Anyways, endings are difficult, and when someone writes in a comic book setting, where they seem to think stories never need an ending, it gets even worse to do. For a comparison, look at your own ending to the UCFF issues you wrote. It took nine months, and I'm sure lots of time and effort on your part to get it the way you want. In Blairwood, I'm heading towards the ending now, and I'm facing the same issues on how to end it. I want to wrap things up, but not too quickly, but also in the same vein, I don't want to wrap everything up in the last five minutes like comics do these days.

Actually - the ending wasn't the problem. Everything else was. I had that ending in place before I did the first issue. There were a few things not specifically set out (like DJF smashing a mooninite into the African Citadel), but pretty much it was all there. The problem was the sheer amount of time it took to get done. It was 107 pages - the most I've ever written, and the beginning and middle took ages.

But I completely understand what you mean and agree. It's hard to write for franchises.
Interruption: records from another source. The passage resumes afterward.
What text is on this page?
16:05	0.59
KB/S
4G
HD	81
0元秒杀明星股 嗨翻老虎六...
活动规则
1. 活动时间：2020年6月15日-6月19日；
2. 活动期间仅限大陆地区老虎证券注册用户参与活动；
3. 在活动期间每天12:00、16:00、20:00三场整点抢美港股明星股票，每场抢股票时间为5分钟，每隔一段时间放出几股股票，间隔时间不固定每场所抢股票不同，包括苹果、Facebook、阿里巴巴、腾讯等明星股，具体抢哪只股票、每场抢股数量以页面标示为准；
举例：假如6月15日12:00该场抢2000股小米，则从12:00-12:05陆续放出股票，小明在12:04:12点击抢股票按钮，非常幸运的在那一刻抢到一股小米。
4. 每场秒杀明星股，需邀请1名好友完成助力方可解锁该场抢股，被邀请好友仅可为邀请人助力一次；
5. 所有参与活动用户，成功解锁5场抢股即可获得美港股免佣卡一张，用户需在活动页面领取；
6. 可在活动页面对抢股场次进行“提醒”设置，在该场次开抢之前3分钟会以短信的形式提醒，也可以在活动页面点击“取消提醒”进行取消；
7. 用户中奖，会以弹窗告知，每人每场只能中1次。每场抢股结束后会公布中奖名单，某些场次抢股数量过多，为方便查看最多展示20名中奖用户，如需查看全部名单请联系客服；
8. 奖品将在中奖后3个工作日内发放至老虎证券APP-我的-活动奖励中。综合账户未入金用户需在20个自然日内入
I was talking to one of my friends in the comics business (I won't say who - and I still find it weird I can actually say that now) who was telling me how working on Superman is a horror. The editor comes in and says, "This is the story for the next two months - Superman has a cold" and then the writer of ACTION COMICS writes the second and sixth parts of the story - and that's it. When something like that is written by committee - I don't get how it can be done at all.
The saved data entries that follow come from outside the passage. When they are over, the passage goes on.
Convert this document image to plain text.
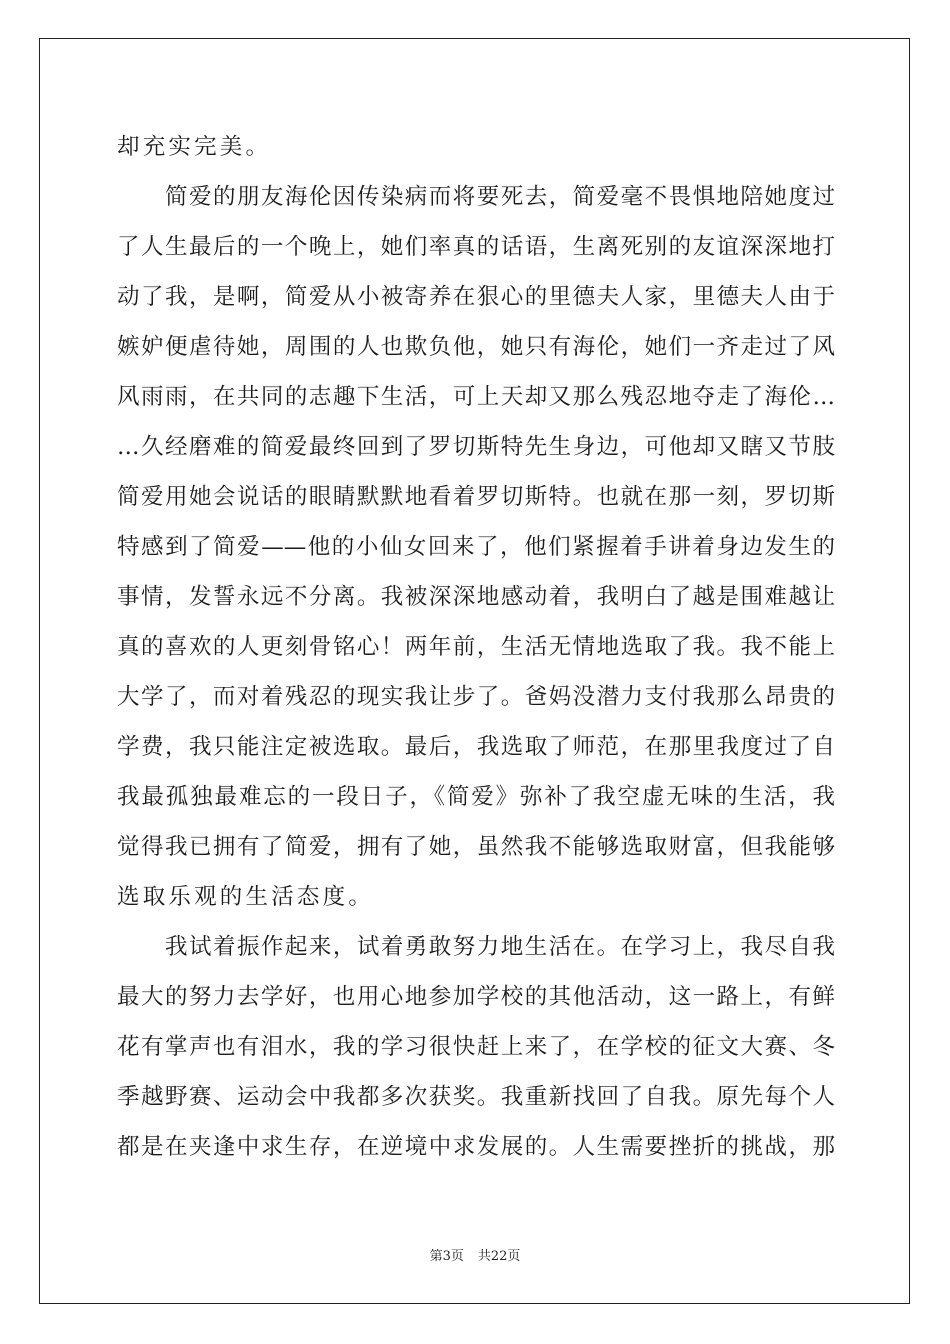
却充实完美。
简爱的朋友海伦因传染病而将要死去，简爱毫不畏惧地陪她度过
了人生最后的一个晚上，她们率真的话语，生离死别的友谊深深地打
动了我，是啊，简爱从小被寄养在狠心的里德夫人家，里德夫人由于
嫉妒便虐待她，周围的人也欺负他，她只有海伦，她们一齐走过了风
风雨雨，在共同的志趣下生活，可上天却又那么残忍地夺走了海伦…
…久经磨难的简爱最终回到了罗切斯特先生身边，可他却又瞎又节肢
简爱用她会说话的眼睛默默地看着罗切斯特。也就在那一刻，罗切斯
特感到了简爱——他的小仙女回来了，他们紧握着手讲着身边发生的
事情，发誓永远不分离。我被深深地感动着，我明白了越是围难越让
真的喜欢的人更刻骨铭心！两年前，生活无情地选取了我。我不能上
大学了，而对着残忍的现实我让步了。爸妈没潜力支付我那么昂贵的
学费，我只能注定被选取。最后，我选取了师范，在那里我度过了自
我最孤独最难忘的一段日子，《简爱》弥补了我空虚无味的生活，我
觉得我已拥有了简爱，拥有了她，虽然我不能够选取财富，但我能够
选取乐观的生活态度。
我试着振作起来，试着勇敢努力地生活在。在学习上，我尽自我
最大的努力去学好，也用心地参加学校的其他活动，这一路上，有鲜
花有掌声也有泪水，我的学习很快赶上来了，在学校的征文大赛、冬
季越野赛、运动会中我都多次获奖。我重新找回了自我。原先每个人
都是在夹逢中求生存，在逆境中求发展的。人生需要挫折的挑战，那
第3页 共22页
I've hated just about EVERY idea that Jemas has ever come up with his own when it comes to stories and plotting, don't get me wrong.

His Namor title on Tsunami sucked, his support of Ron Zimmerman on Marville (and other books) was inane.

And therefore I agree with you. I absolutely do NOT believe that Jemas was DIRECTLY responsible for making Marvel Comics good, but the moment he disappeared was the moment Joe Quesada decided to go back to the 90s, which incidentally happens to be the era that Quesada made his name as an artist.

Removing Jemas destroyed that alchemical perfection.

The whole nonsense I wrote about Mr Imagination, that's just thinking out loud poofery.

Heh. Poofery.

And I'm watching the second season of THE WEST WING at the moment and I realised that it's as if it's written by Bendis. Total cop out all the time. Second season ends with the promise of an entrenched political battle over the President's possibility of having committed fraud to win the presedential election. What came of it? Nothing. What about all those fantastic trial scenes Babbage alluded to? Nothing. Zoe gets kidnapped - then rescued because the kidnappers get drunk. Mandy just disappears. Ugh.
 
I can't for the life of me understand why people enjoy New Avengers.

The team is godawful. Bendis throws together a few characters he likes, Wolverine and Spider-Man to bring in the dollars, and a couple of old Avengers to keep the fans from getting too pissed. It's like he dug out a wet dream Avengers lineup from when he was 13 and decided to make a comic out of it.

The characterizations are one-dimensional, the pacing is unbearably slow, and the whole thing is just ridiculous.